How can something be "intuitively obvious" if you don't know what the fuck you're talking about or dealing with? Indeed, the very concept of 'intuition' implies a certain minimum knowledge base to draw upon, even if that knowledge was not acquired in a systematic manner. Because, without a certain minimum knowledge base to draw upon, any thoughts in the requisite realm reduce to mere fantasising.
Oh wait, didn't a large part of Dembski's output consist of the claim that he had found objective criteria upon which to determine "design"? The subsequent determination by properly trained mathematicians, that his claims were risibly hyperbolic, does not affect the existence of those claims, of course.
Sendraks wrote:
AT this point you're just choosing to ignore what Theropod has said about the dexterity required to craft stone tools, even primitive ones from over a million years ago.
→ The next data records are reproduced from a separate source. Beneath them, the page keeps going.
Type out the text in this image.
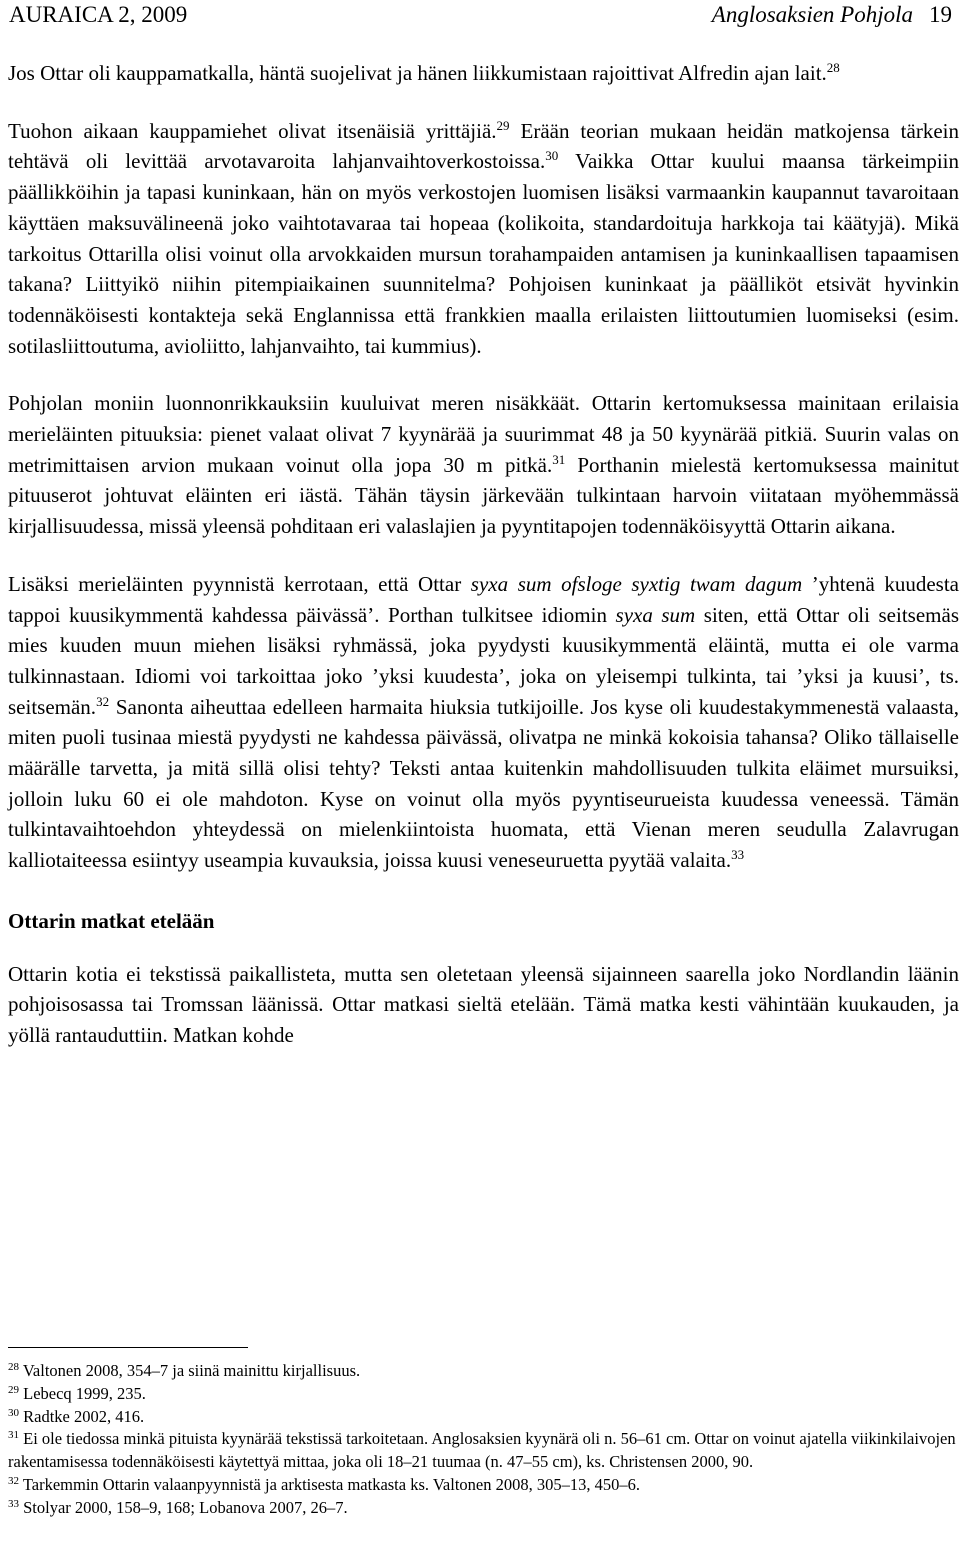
AURAICA 2, 2009	Anglosaksien Pohjola 19

Jos Ottar oli kauppamatkalla, häntä suojelivat ja hänen liikkumistaan rajoittivat Alfredin ajan lait.$^{28}$

Tuohon aikaan kauppamiehet olivat itsenäisiä yrittäjiä.$^{29}$ Erään teorian mukaan heidän matkojensa tärkein tehtävä oli levittää arvotavaroita lahjanvaihtoverkostoissa.$^{30}$ Vaikka Ottar kuului maansa tärkeimpiin päällikköihin ja tapasi kuninkaan, hän on myös verkostojen luomisen lisäksi varmaankin kaupannut tavaroitaan käyttäen maksuvälineenä joko vaihtotavaraa tai hopeaa (kolikoita, standardoituja harkkoja tai käätyjä). Mikä tarkoitus Ottarilla olisi voinut olla arvokkaiden mursun torahampaiden antamisen ja kuninkaallisen tapaamisen takana? Liittyikö niihin pitempiaikainen suunnitelma? Pohjoisen kuninkaat ja päälliköt etsivät hyvinkin todennäköisesti kontakteja sekä Englannissa että frankkien maalla erilaisten liittoutumien luomiseksi (esim. sotilasliittoutuma, avioliitto, lahjanvaihto, tai kummius).

Pohjolan moniin luonnonrikkauksiin kuuluivat meren nisäkkäät. Ottarin kertomuksessa mainitaan erilaisia merieläinten pituuksia: pienet valaat olivat 7 kyynärää ja suurimmat 48 ja 50 kyynärää pitkiä. Suurin valas on metrimittaisen arvion mukaan voinut olla jopa 30 m pitkä.$^{31}$ Porthanin mielestä kertomuksessa mainitut pituuserot johtuvat eläinten eri iästä. Tähän täysin järkevään tulkintaan harvoin viitataan myöhemmässä kirjallisuudessa, missä yleensä pohditaan eri valaslajien ja pyyntitapojen todennäköisyyttä Ottarin aikana.

Lisäksi merieläinten pyynnistä kerrotaan, että Ottar syxa sum ofsloge syxtig twam dagum ’yhtenä kuudesta tappoi kuusikymmentä kahdessa päivässä’. Porthan tulkitsee idiomin syxa sum siten, että Ottar oli seitsemäs mies kuuden muun miehen lisäksi ryhmässä, joka pyydysti kuusikymmentä eläintä, mutta ei ole varma tulkinnastaan. Idiomi voi tarkoittaa joko ’yksi kuudesta’, joka on yleisempi tulkinta, tai ’yksi ja kuusi’, ts. seitsemän.$^{32}$ Sanonta aiheuttaa edelleen harmaita hiuksia tutkijoille. Jos kyse oli kuudestakymmenestä valaasta, miten puoli tusinaa miestä pyydysti ne kahdessa päivässä, olivatpa ne minkä kokoisia tahansa? Oliko tällaiselle määrälle tarvetta, ja mitä sillä olisi tehty? Teksti antaa kuitenkin mahdollisuuden tulkita eläimet mursuiksi, jolloin luku 60 ei ole mahdoton. Kyse on voinut olla myös pyyntiseurueista kuudessa veneessä. Tämän tulkintavaihtoehdon yhteydessä on mielenkiintoista huomata, että Vienan meren seudulla Zalavrugan kalliotaiteessa esiintyy useampia kuvauksia, joissa kuusi veneseuruetta pyytää valaita.$^{33}$

Ottarin matkat etelään

Ottarin kotia ei tekstissä paikallisteta, mutta sen oletetaan yleensä sijainneen saarella joko Nordlandin läänin pohjoisosassa tai Tromssan läänissä. Ottar matkasi sieltä etelään. Tämä matka kesti vähintään kuukauden, ja yöllä rantauduttiin. Matkan kohde

$^{28}$ Valtonen 2008, 354–7 ja siinä mainittu kirjallisuus.
$^{29}$ Lebecq 1999, 235.
$^{30}$ Radtke 2002, 416.
$^{31}$ Ei ole tiedossa minkä pituista kyynärää tekstissä tarkoitetaan. Anglosaksien kyynärä oli n. 56–61 cm. Ottar on voinut ajatella viikinkilaivojen rakentamisessa todennäköisesti käytettyä mittaa, joka oli 18–21 tuumaa (n. 47–55 cm), ks. Christensen 2000, 90.
$^{32}$ Tarkemmin Ottarin valaanpyynnistä ja arktisesta matkasta ks. Valtonen 2008, 305–13, 450–6.
$^{33}$ Stolyar 2000, 158–9, 168; Lobanova 2007, 26–7.
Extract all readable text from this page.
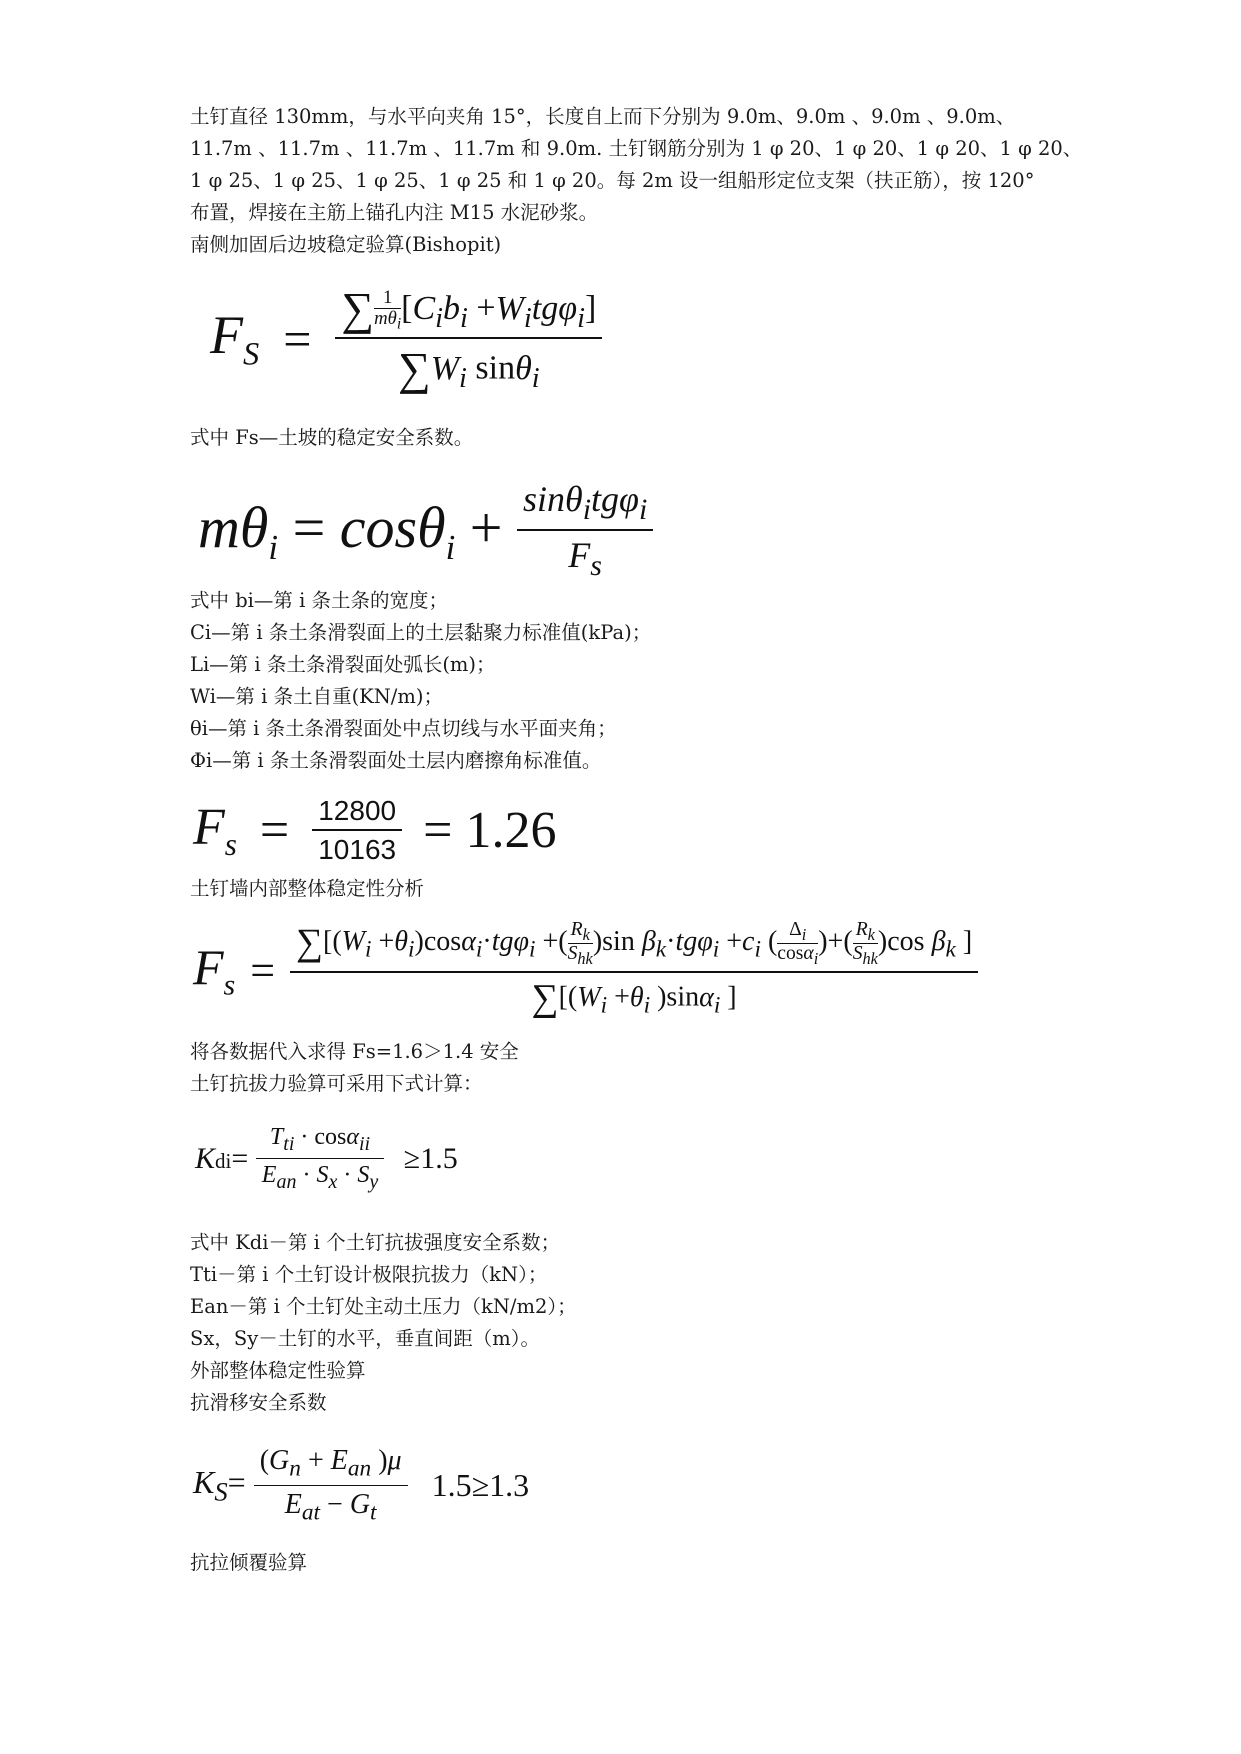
土钉直径 130mm，与水平向夹角 15°，长度自上而下分别为 9.0m、9.0m 、9.0m 、9.0m、
11.7m 、11.7m 、11.7m 、11.7m 和 9.0m. 土钉钢筋分别为 1 φ 20、1 φ 20、1 φ 20、1 φ 20、
1 φ 25、1 φ 25、1 φ 25、1 φ 25 和 1 φ 20。每 2m 设一组船形定位支架（扶正筋），按 120°
布置，焊接在主筋上锚孔内注 M15 水泥砂浆。
南侧加固后边坡稳定验算(Bishopit)
$F_S$ = ∑ 1
$m\theta_i$ $[C_ib_i +W_itg\varphi_i]$
$\sum W_i$ sinθ$_i$
式中 Fs—土坡的稳定安全系数。
$m\theta_i = \cos\theta_i + \frac{\sin\theta_itg\varphi_i}{F_s}$
式中 bi—第 i 条土条的宽度；
Ci—第 i 条土条滑裂面上的土层黏聚力标准值(kPa)；
Li—第 i 条土条滑裂面处弧长(m)；
Wi—第 i 条土自重(KN/m)；
θi—第 i 条土条滑裂面处中点切线与水平面夹角；
Φi—第 i 条土条滑裂面处土层内磨擦角标准值。
$F_s = \frac{12800}{10163} = 1.26$
土钉墙内部整体稳定性分析
$F_s$ =
$\sum[(W_i +\theta_i)\cos\alpha_i\cdot tg\varphi_i$ +( $R_k$
$S_{hk}$
)sin $\beta_k\cdot tg\varphi_i +c_i$ ( $\frac{\Delta_i}{\cos\alpha_i}$ )+( $R_k$
$S_{hk}$
)cos $\beta_k$ ]
$\sum[(W_i +\theta_i$ )sinα$_i$ ]
将各数据代入求得 Fs=1.6＞1.4 安全
土钉抗拔力验算可采用下式计算：
$Kdi= \frac{T_{ti} \cdot \cos\alpha_{ii}}{E_{an} \cdot S_x \cdot S_y} \ge 1.5$
式中 Kdi－第 i 个土钉抗拔强度安全系数；
Tti－第 i 个土钉设计极限抗拔力（kN）；
Ean－第 i 个土钉处主动土压力（kN/m2）；
Sx，Sy－土钉的水平，垂直间距（m）。
外部整体稳定性验算
抗滑移安全系数
$K_S= \frac{(G_n + E_{an} )\mu}{E_{at} - G_t} 1.5\ge 1.3$
抗拉倾覆验算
Its an inconvenient fact that you don't want to engage with and instead you're blundering on with your absurd fantasy.
Also - our hands, are not wonderfully specialised or particularly amazing. They're actually spectacularly unspecialised and un-adapted, They're pretty much a basal form, compared to the far more specialised "hands" of canines and felines.
Again, the hand of man contains latent capacities and powers which are unused by savages, and must have been even less used by palæolithic man and his still ruder predecessors. It has all the appearance of an organ prepared for the use of civilized man, and one which was required to render civilization possible.
proudfootz wrote:
Did god design hands to accommodate his plan for playing cards, or did humans design cards to be fit the hands we have?